After two foreclosures and two bankruptcies, Hermes Maldonado is as surprised as anyone that he’s getting a third shot at homeownership.
The 61-year-old machine operator at a plastics factory bought a $170,000 house in Moreno Valley, Calif., this summer that boasts laminate-wood floors and squeaky clean appliances. He got the four-bedroom, two-story house despite a pockmarked credit history.
The last time he owned a home, Maldonado refinanced four times and took on a second mortgage. He put a Cadillac and Mercedes-Benz C300W in the driveway and racked up about $45,000 in credit card bills and other debts. His debt-fueled lifestyle ended only when he was forced into bankruptcy.

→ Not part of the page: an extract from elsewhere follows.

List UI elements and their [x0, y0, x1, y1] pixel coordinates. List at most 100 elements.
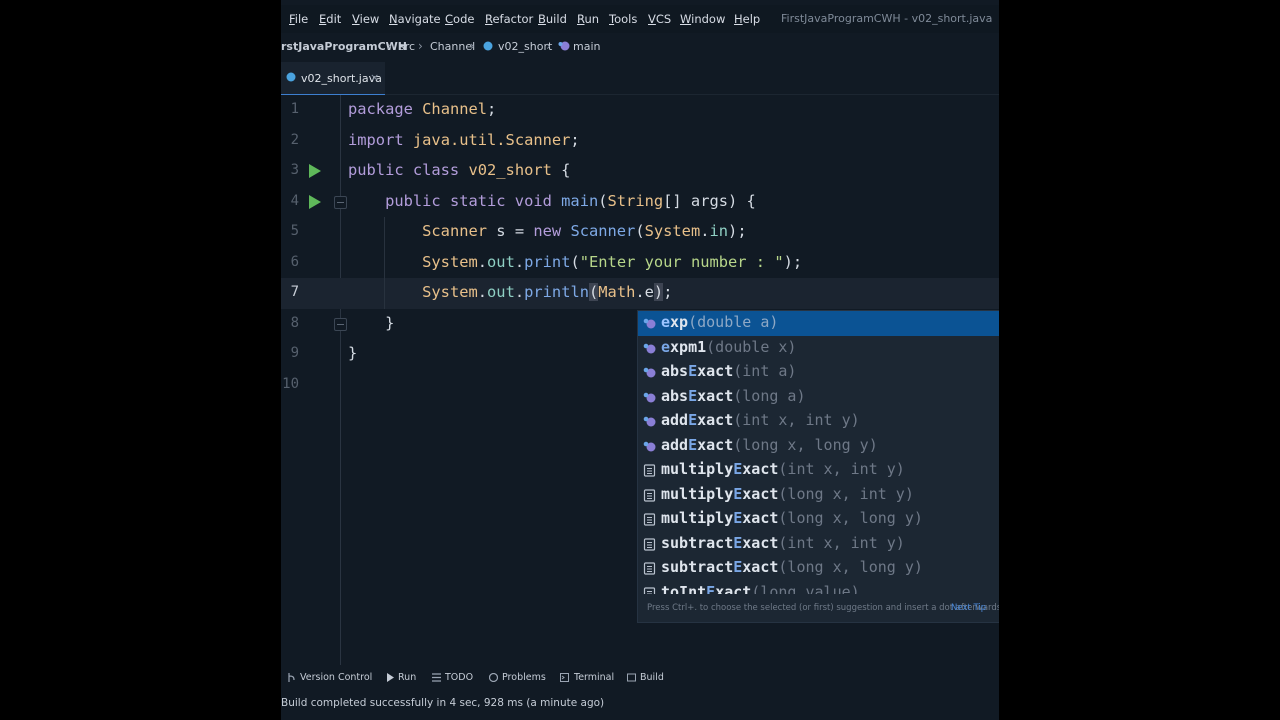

His re-entry into homeownership three years later came courtesy of the Federal Housing Administration. The agency has become a major source of cash for so-called rebound buyers – a burgeoning crop of homeowners with past defaults who otherwise would be shut out of the market.
“After everything that happened, thank God I was able to buy another house,” Maldonado said in Spanish. “Now, it’s good because the interest rates are low and there are lots of homes.”
The FHA, which backs nearly 8 million loans, is helping rebound buyers recapture the American dream, boosting the housing market in the process. But that’s touched off a fierce debate about the financial and ethical wisdom of bankrolling borrowers who contributed to the last housing bubble – and the potential cost to taxpayers.